While being certain security hole, it can even be also desirable property for some kinds of encrypted data processing (so you will see that some encrypted attribute of user X remains fixed in time, or 2 encrypted urls have common prefix, i.e. probably came from the same domain). Another advantage of constant IV - you don't need to store / process initialization vector (IV) needed to decompress data.
So that approach can be cracked with smaller costs, but that will still require time / knowledge / efforts from educated person and some bigger amount of data encrypted with same key / IV combination. Generally if the encrypted data is not very sensitive - it still could be satisfactory protection.

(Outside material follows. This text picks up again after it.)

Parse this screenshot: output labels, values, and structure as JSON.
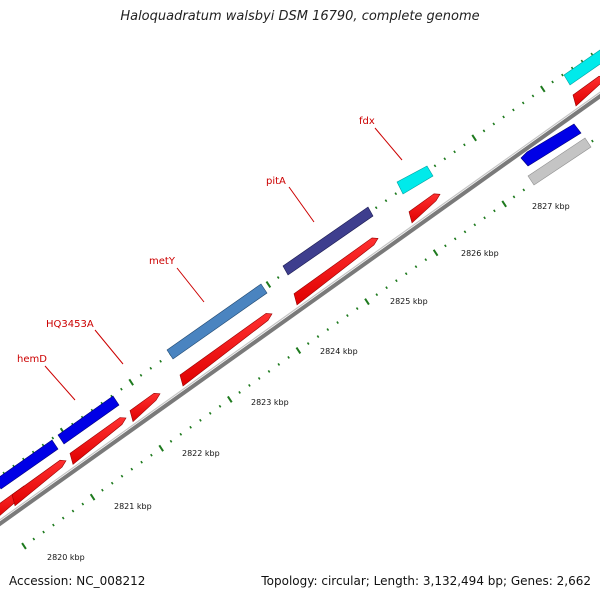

But it can't be considered as truly 'safe'.

Both modes can be supported (fixed IV for 'some' security, and random IV for 'fair' security), and IV (even constant) can always be attached to the ciphertext, but that will give +16 chars to each encrypted value (even for fixed IV case).

Key and initialization vector can be generated from passphrase string and salt using some key derivation function (for example PBKDF2 from PKCS#5). But that will require extra initialization steps before encrypt/decrypt, so for ClickHouse it's rather better to have key/IV in ready-to-use form - i.e. binary and with proper length (16/24/32 bytes depending of chosen option), without extra step of generation key/IV from passphrase/salt.

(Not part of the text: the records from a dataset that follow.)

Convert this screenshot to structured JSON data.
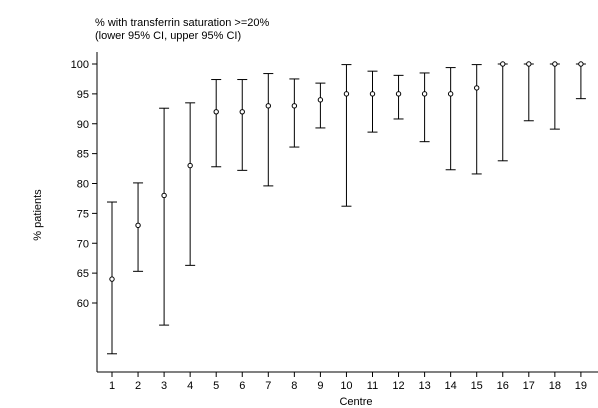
{
  "chart_data": {
    "type": "scatter",
    "title": "% with transferrin saturation >=20%",
    "subtitle": "(lower 95% CI, upper 95% CI)",
    "xlabel": "Centre",
    "ylabel": "% patients",
    "ylim": [
      50,
      101
    ],
    "yticks": [
      60,
      65,
      70,
      75,
      80,
      85,
      90,
      95,
      100
    ],
    "categories": [
      "1",
      "2",
      "3",
      "4",
      "5",
      "6",
      "7",
      "8",
      "9",
      "10",
      "11",
      "12",
      "13",
      "14",
      "15",
      "16",
      "17",
      "18",
      "19"
    ],
    "series": [
      {
        "values": [
          64,
          73,
          78,
          83,
          92,
          92,
          93,
          93,
          94,
          95,
          95,
          95,
          95,
          95,
          96,
          100,
          100,
          100,
          100
        ],
        "lower": [
          51.5,
          65.3,
          56.3,
          66.3,
          82.8,
          82.2,
          79.6,
          86.1,
          89.3,
          76.2,
          88.6,
          90.8,
          87.0,
          82.3,
          81.6,
          83.8,
          90.5,
          89.1,
          94.2
        ],
        "upper": [
          76.9,
          80.1,
          92.6,
          93.5,
          97.4,
          97.4,
          98.4,
          97.5,
          96.8,
          99.9,
          98.8,
          98.1,
          98.5,
          99.4,
          99.9,
          100,
          100,
          100,
          100
        ]
      }
    ],
    "legend": "none",
    "grid": false
  }
}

You can play a bit with encrypt/decrypt using openssl cli:

➜ echo 'aaaaa' | openssl enc -K 00000000000000000000000000000000 -iv 00000000000000000000000000000000 -aes-128-ctr -base64
B4gqtY6A
➜ echo 'B4gqtY6A' | openssl enc -K 00000000000000000000000000000000 -iv 00000000000000000000000000000000 -aes-128-ctr -base64 -d
aaaaa
# Openssl also has builtin benchmarks that can by run from bash like that:
➜ openssl speed

About interface: key and text are required. IV - may be can be provided as optional param? Text is any binary data, key is binary data of configured length, result is binary data.

Also (may be?) it will be better to leave possibility to use other algorithms in future, something like

encrypt('aes-128-ctr')(data, key)
encrypt('aes-128-ctr-noiv')(data, key) -- fixed IV mode?

In C++ you can use one of avaliable cryptography libraries. It looks like most of them should support AES-NI instruction.

Benchmark of one of them give some feeling of algorithm speed:
https://www.cryptopp.com/benchmarks.html

I'm not an expert in crypto.

I didn't have bigger practical experience with crypto in last 10 years, so just consider written above as IMHO.

filimonov on 19 Mar 2018

Update: as Clickhouse stores column data in blocks and each block is compressed and can be processed separately, encryprion can also be done on block level. In that case initialization vector could be unique per block, and it will give really tiny overhead.

filimonov on 27 Jun 2018

is there any update on this, any plans to release encryption at rest in a future version?

jenyacazacu on 1 Apr 2019

👍5

Any update on this? It's in the roadmap for next months?